Should companies maximize profits or firm value? The fact that firms converted their financial objectives from profit maximization to value maximization has earned company valuation studies to have a privileged place both in academic and in practice.

Finance, is money, funds, or capital that individuals or institutions can make use of.

Financial Management; is the provision of funds needed and the management of these funds.

When we look at the generally accepted goals of businesses, these are;

  • To increase public welfare by producing goods and services,
  • To keep employment in the business continuous,
  • To ensure the continuity of the business,
  • To increase production and sales,
  • To increase the business’ market rate,
  • To keep the operation of the business continuous,
  • To reduce the costs of the business,
  • To maximize the profit of the business,
  • To maximize the value of the business,

Profit Maximization: One of the goals of businesses is to increase profit, but it cannot measure company performance and / or investors’ earnings alone.

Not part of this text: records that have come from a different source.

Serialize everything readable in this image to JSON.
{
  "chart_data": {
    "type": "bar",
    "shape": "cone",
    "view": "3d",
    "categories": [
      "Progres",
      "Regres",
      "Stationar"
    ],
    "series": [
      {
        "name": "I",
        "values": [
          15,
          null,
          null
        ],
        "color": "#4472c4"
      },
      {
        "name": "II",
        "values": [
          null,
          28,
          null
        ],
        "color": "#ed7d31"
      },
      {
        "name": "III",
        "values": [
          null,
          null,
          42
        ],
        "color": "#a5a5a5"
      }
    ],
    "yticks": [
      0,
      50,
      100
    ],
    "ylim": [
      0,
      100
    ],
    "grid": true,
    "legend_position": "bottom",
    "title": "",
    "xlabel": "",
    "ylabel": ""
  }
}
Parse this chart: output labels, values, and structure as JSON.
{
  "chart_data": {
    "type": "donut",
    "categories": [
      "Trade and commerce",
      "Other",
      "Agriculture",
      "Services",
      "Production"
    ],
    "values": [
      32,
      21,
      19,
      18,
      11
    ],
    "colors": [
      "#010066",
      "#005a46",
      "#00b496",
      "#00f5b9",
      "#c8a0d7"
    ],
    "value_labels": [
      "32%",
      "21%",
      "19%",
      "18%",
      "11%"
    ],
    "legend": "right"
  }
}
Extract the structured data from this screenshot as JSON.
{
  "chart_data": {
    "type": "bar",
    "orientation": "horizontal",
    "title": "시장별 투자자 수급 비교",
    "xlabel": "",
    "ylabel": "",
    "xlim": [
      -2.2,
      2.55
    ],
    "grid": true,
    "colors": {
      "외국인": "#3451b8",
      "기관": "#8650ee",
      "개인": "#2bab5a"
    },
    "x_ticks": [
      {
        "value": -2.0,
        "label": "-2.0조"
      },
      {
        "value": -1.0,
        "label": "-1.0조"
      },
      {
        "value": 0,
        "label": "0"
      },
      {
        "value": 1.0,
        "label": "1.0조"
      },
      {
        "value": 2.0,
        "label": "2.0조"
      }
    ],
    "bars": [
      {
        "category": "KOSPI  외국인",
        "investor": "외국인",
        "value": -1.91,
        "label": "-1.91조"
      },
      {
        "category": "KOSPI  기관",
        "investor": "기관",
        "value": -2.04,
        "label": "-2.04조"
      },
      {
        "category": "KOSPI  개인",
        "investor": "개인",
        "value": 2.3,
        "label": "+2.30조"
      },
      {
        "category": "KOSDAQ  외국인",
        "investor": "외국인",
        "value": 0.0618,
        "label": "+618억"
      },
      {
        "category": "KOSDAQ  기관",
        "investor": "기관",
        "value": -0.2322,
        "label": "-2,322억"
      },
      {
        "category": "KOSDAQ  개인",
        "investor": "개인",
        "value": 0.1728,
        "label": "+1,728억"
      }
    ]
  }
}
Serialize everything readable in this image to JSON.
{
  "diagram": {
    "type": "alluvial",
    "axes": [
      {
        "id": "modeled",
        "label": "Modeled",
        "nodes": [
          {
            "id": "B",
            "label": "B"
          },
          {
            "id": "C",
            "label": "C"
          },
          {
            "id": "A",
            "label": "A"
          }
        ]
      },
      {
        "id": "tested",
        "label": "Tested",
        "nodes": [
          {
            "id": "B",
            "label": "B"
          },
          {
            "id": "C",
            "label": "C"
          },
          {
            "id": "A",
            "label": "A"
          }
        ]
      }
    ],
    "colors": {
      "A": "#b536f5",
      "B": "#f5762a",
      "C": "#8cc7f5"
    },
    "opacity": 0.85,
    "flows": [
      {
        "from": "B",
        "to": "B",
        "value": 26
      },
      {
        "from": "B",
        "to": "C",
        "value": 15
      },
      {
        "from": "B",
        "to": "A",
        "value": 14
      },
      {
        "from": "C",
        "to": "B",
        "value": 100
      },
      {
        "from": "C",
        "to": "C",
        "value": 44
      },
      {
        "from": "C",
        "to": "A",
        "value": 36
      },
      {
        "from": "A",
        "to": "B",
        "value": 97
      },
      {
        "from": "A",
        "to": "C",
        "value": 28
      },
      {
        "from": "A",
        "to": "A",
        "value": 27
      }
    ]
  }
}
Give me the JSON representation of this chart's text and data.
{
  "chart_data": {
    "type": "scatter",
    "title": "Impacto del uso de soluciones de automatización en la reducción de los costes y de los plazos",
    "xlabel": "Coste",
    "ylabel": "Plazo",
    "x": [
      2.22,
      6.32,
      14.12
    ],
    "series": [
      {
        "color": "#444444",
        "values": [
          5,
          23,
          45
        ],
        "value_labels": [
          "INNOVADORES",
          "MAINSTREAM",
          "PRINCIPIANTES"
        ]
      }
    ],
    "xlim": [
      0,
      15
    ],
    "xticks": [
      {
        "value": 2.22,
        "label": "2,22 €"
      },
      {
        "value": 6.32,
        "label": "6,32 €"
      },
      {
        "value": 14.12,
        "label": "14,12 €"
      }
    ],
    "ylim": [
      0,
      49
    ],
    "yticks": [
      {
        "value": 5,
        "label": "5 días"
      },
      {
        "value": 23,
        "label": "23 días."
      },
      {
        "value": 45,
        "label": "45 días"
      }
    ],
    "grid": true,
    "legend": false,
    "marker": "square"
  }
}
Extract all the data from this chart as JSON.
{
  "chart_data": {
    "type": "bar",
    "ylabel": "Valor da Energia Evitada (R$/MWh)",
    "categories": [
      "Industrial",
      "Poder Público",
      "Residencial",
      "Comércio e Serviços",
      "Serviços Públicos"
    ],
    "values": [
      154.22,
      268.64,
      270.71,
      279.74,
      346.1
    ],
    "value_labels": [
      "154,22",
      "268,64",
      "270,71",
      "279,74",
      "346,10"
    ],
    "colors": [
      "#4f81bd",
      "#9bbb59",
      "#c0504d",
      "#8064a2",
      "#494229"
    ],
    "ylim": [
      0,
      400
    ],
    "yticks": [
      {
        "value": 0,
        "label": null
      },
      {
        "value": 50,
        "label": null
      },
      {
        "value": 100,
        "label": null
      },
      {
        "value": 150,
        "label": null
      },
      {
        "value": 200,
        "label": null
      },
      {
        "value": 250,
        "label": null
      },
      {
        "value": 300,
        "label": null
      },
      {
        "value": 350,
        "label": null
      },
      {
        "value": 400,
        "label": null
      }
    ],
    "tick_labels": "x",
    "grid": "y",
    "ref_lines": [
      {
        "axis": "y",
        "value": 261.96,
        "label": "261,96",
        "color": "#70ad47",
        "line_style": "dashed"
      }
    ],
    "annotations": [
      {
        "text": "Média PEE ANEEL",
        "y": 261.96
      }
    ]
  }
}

Value Maximization: Maximizing the business value or the value of stocks in business decisions; aims to increase the assets (wealth) of partners/shareholders.

In modern financial management approaches, maximization of the market value of the firm is preferred over the maximization of profit.

Companies; will be able to learn the market value of the company and share it with their shareholders, by getting Firm valuation services.

The values reached with the annually performed Firm Valuation will be able to demonstrate the performance of the management in the relevant years. Also, with the Brand Valuation study, which is a complementary study, the performance and/or market/marketing strategies of the product and marketing departments can be measured.

A Firm Valuation Report; although expressed in concepts such as current value, market value, firm value, company value; can be accurately defined as the ‘market value’ of the business/firm /company.

A comprehensive Firm Valuation Report prepared periodically; should include the tangible and intangible assets of the firm while estimating its value; the components of the final value achieved should, therefore, be comparable.